De príncipes y princesas

Elena es todo lo contrario a María. Siempre había dicho que ella solo se casaría por amor, que para ella el dinero era lo de menos. De hecho, su anterior novio trabajaba tocando la guitarra en la Puerta del Sol… Antes solo hablaba de las canciones que él le dedicaba, ahora nos cuenta sus escapadas de fin de semana en hoteles cinco estrellas.

María tiene el denominado Síndrome de Lourdes Maldonado: la presentadora de telediario rubia y mona que se tuvo que tirar de los pelos cuando el Príncipe se fijó en su homóloga en vez de en ella. “El millonario era para mí, no para ti”, se lamenta siempre María cuando Elena se queja de que su marido está siempre ocupadísimo. “Al menos tus ninis tienen todo el tiempo del mundo para estar contigo”, le responde.
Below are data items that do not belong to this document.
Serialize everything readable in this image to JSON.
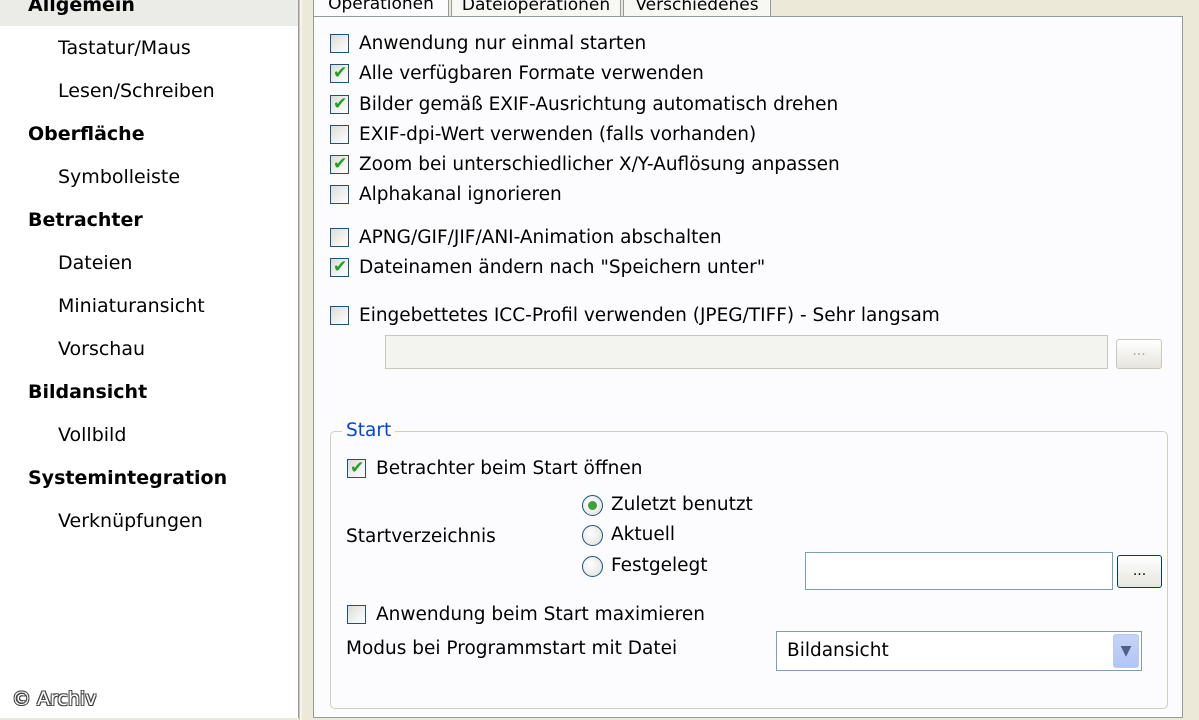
{
  "sidebar": {
    "items": [
      {
        "label": "Allgemein",
        "level": "category",
        "selected": true
      },
      {
        "label": "Tastatur/Maus",
        "level": "sub"
      },
      {
        "label": "Lesen/Schreiben",
        "level": "sub"
      },
      {
        "label": "Oberfläche",
        "level": "category"
      },
      {
        "label": "Symbolleiste",
        "level": "sub"
      },
      {
        "label": "Betrachter",
        "level": "category"
      },
      {
        "label": "Dateien",
        "level": "sub"
      },
      {
        "label": "Miniaturansicht",
        "level": "sub"
      },
      {
        "label": "Vorschau",
        "level": "sub"
      },
      {
        "label": "Bildansicht",
        "level": "category"
      },
      {
        "label": "Vollbild",
        "level": "sub"
      },
      {
        "label": "Systemintegration",
        "level": "category"
      },
      {
        "label": "Verknüpfungen",
        "level": "sub"
      }
    ]
  },
  "tabs": [
    {
      "label": "Operationen",
      "active": true
    },
    {
      "label": "Dateioperationen",
      "active": false
    },
    {
      "label": "Verschiedenes",
      "active": false
    }
  ],
  "options": [
    {
      "label": "Anwendung nur einmal starten",
      "checked": false
    },
    {
      "label": "Alle verfügbaren Formate verwenden",
      "checked": true
    },
    {
      "label": "Bilder gemäß EXIF-Ausrichtung automatisch drehen",
      "checked": true
    },
    {
      "label": "EXIF-dpi-Wert verwenden (falls vorhanden)",
      "checked": false
    },
    {
      "label": "Zoom bei unterschiedlicher X/Y-Auflösung anpassen",
      "checked": true
    },
    {
      "label": "Alphakanal ignorieren",
      "checked": false
    },
    {
      "label": "APNG/GIF/JIF/ANI-Animation abschalten",
      "checked": false
    },
    {
      "label": "Dateinamen ändern nach \"Speichern unter\"",
      "checked": true
    },
    {
      "label": "Eingebettetes ICC-Profil verwenden (JPEG/TIFF) - Sehr langsam",
      "checked": false
    }
  ],
  "icc": {
    "path_value": "",
    "browse_label": "..."
  },
  "start_group": {
    "legend": "Start",
    "open_viewer": {
      "label": "Betrachter beim Start öffnen",
      "checked": true
    },
    "startdir_label": "Startverzeichnis",
    "radios": [
      {
        "label": "Zuletzt benutzt",
        "checked": true
      },
      {
        "label": "Aktuell",
        "checked": false
      },
      {
        "label": "Festgelegt",
        "checked": false
      }
    ],
    "fixed_path_value": "",
    "fixed_browse_label": "...",
    "maximize": {
      "label": "Anwendung beim Start maximieren",
      "checked": false
    },
    "mode_label": "Modus bei Programmstart mit Datei",
    "mode_value": "Bildansicht"
  },
  "watermark": "© Archiv"
}
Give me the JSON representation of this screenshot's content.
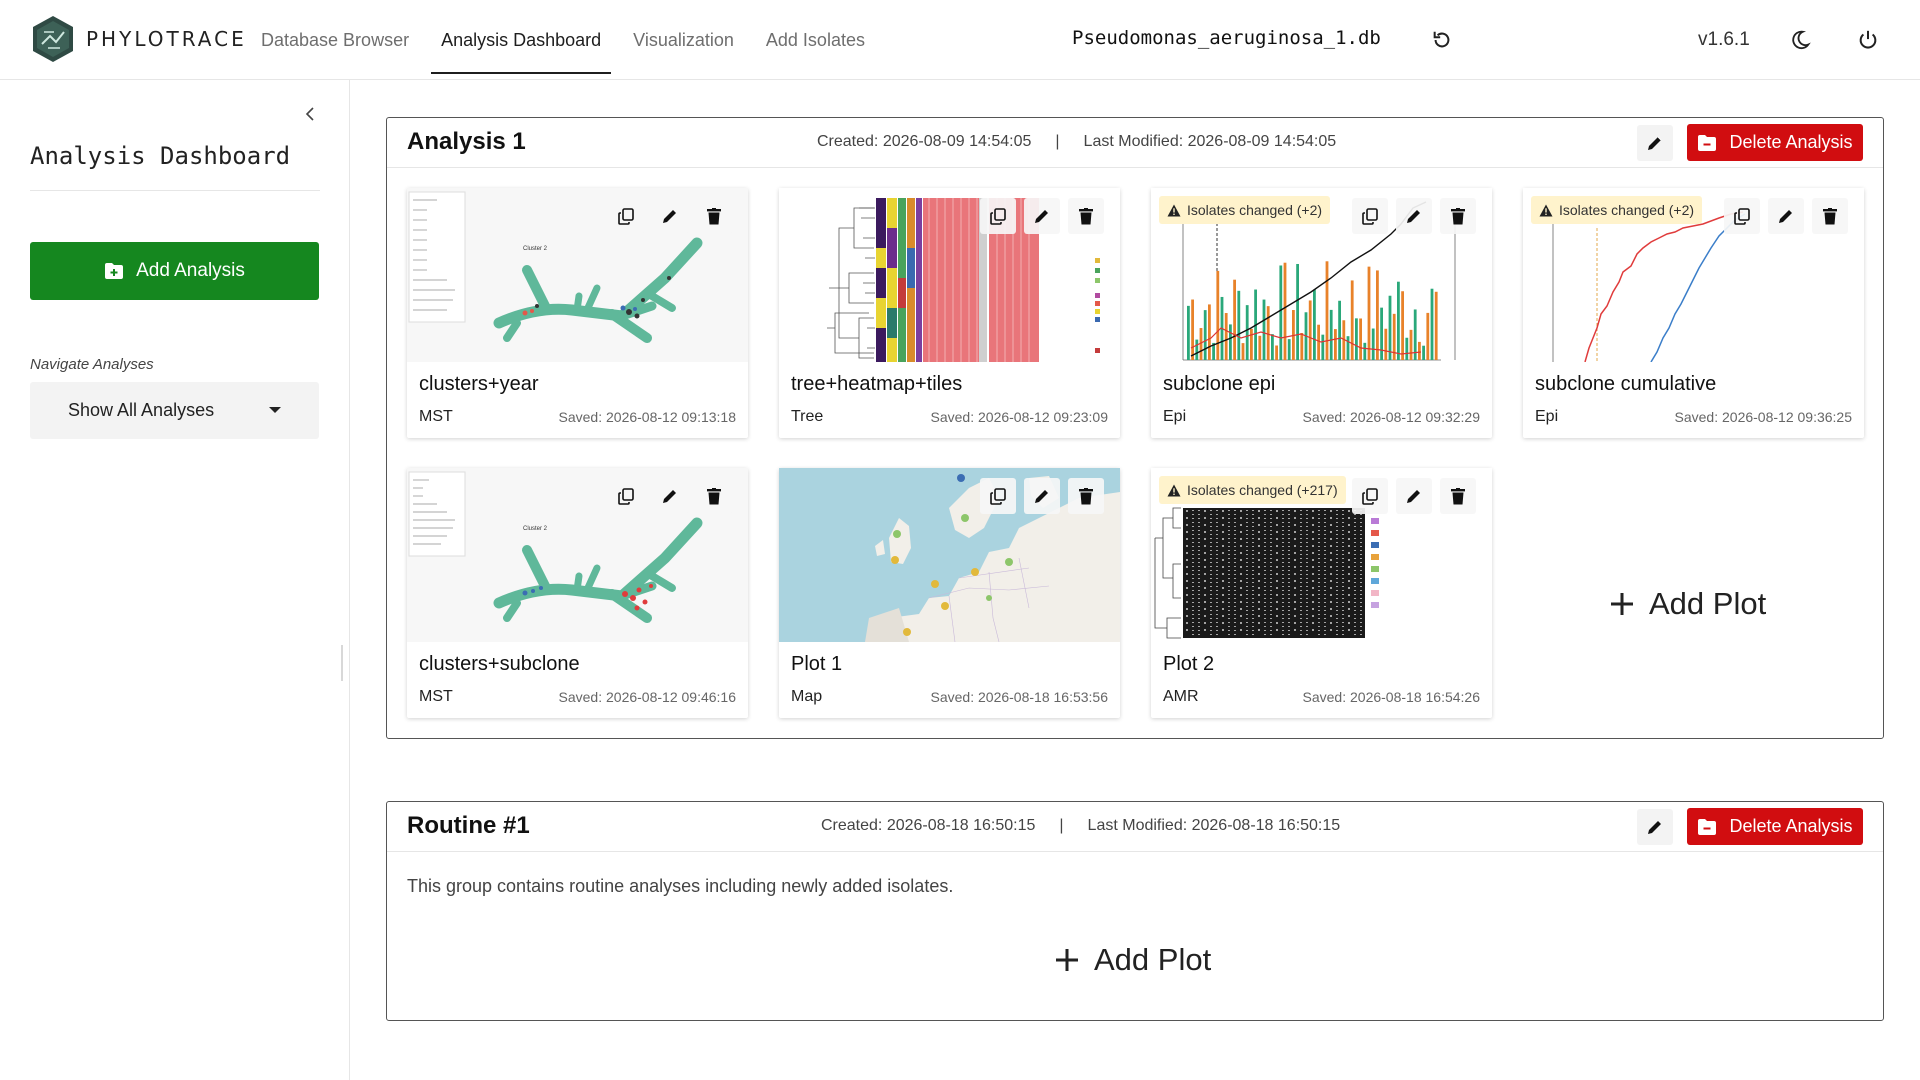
{
  "app": {
    "brand": "PHYLOTRACE",
    "nav_tabs": [
      {
        "label": "Database Browser"
      },
      {
        "label": "Analysis Dashboard"
      },
      {
        "label": "Visualization"
      },
      {
        "label": "Add Isolates"
      }
    ],
    "active_tab": "Analysis Dashboard",
    "database_name": "Pseudomonas_aeruginosa_1.db",
    "version": "v1.6.1",
    "icons": [
      "logo-icon",
      "refresh-icon",
      "moon-icon",
      "power-icon"
    ]
  },
  "sidebar": {
    "title": "Analysis Dashboard",
    "add_analysis_label": "Add Analysis",
    "navigate_label": "Navigate Analyses",
    "navigate_value": "Show All Analyses"
  },
  "colors": {
    "accent_green": "#15871f",
    "delete_red": "#d10d10",
    "warning_bg": "#fff3cc"
  },
  "analyses": [
    {
      "title": "Analysis 1",
      "created": "Created: 2026-08-09 14:54:05",
      "modified": "Last Modified: 2026-08-09 14:54:05",
      "separator": "|",
      "delete_label": "Delete Analysis",
      "add_plot_label": "Add Plot",
      "plots": [
        {
          "title": "clusters+year",
          "type": "MST",
          "saved": "Saved: 2026-08-12 09:13:18",
          "warning": ""
        },
        {
          "title": "tree+heatmap+tiles",
          "type": "Tree",
          "saved": "Saved: 2026-08-12 09:23:09",
          "warning": ""
        },
        {
          "title": "subclone epi",
          "type": "Epi",
          "saved": "Saved: 2026-08-12 09:32:29",
          "warning": "Isolates changed (+2)"
        },
        {
          "title": "subclone cumulative",
          "type": "Epi",
          "saved": "Saved: 2026-08-12 09:36:25",
          "warning": "Isolates changed (+2)"
        },
        {
          "title": "clusters+subclone",
          "type": "MST",
          "saved": "Saved: 2026-08-12 09:46:16",
          "warning": ""
        },
        {
          "title": "Plot 1",
          "type": "Map",
          "saved": "Saved: 2026-08-18 16:53:56",
          "warning": ""
        },
        {
          "title": "Plot 2",
          "type": "AMR",
          "saved": "Saved: 2026-08-18 16:54:26",
          "warning": "Isolates changed (+217)"
        }
      ]
    },
    {
      "title": "Routine #1",
      "created": "Created: 2026-08-18 16:50:15",
      "modified": "Last Modified: 2026-08-18 16:50:15",
      "separator": "|",
      "delete_label": "Delete Analysis",
      "description": "This group contains routine analyses including newly added isolates.",
      "add_plot_label": "Add Plot"
    }
  ]
}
Por mucho que diga María, nunca acabará con un hombre con dinero. Las mujeres somos muy tontas y realmente son pocas las que dedican su vida a cazar al Briatore de turno. Te puede pasar como a Elena, que de repente se encontró con “el hombre perfecto” sin comerlo ni beberlo, pero las probabilidades son ínfimas para cualquier mujer normal y corriente. Ya tenemos asumido que los millonarios son para las celebrities y las top models, pero eso no significa que no queramos un príncipe azul en nuestras vidas. Porque un nini puede ser también un príncipe si trata a su chica como a una verdadera princesa.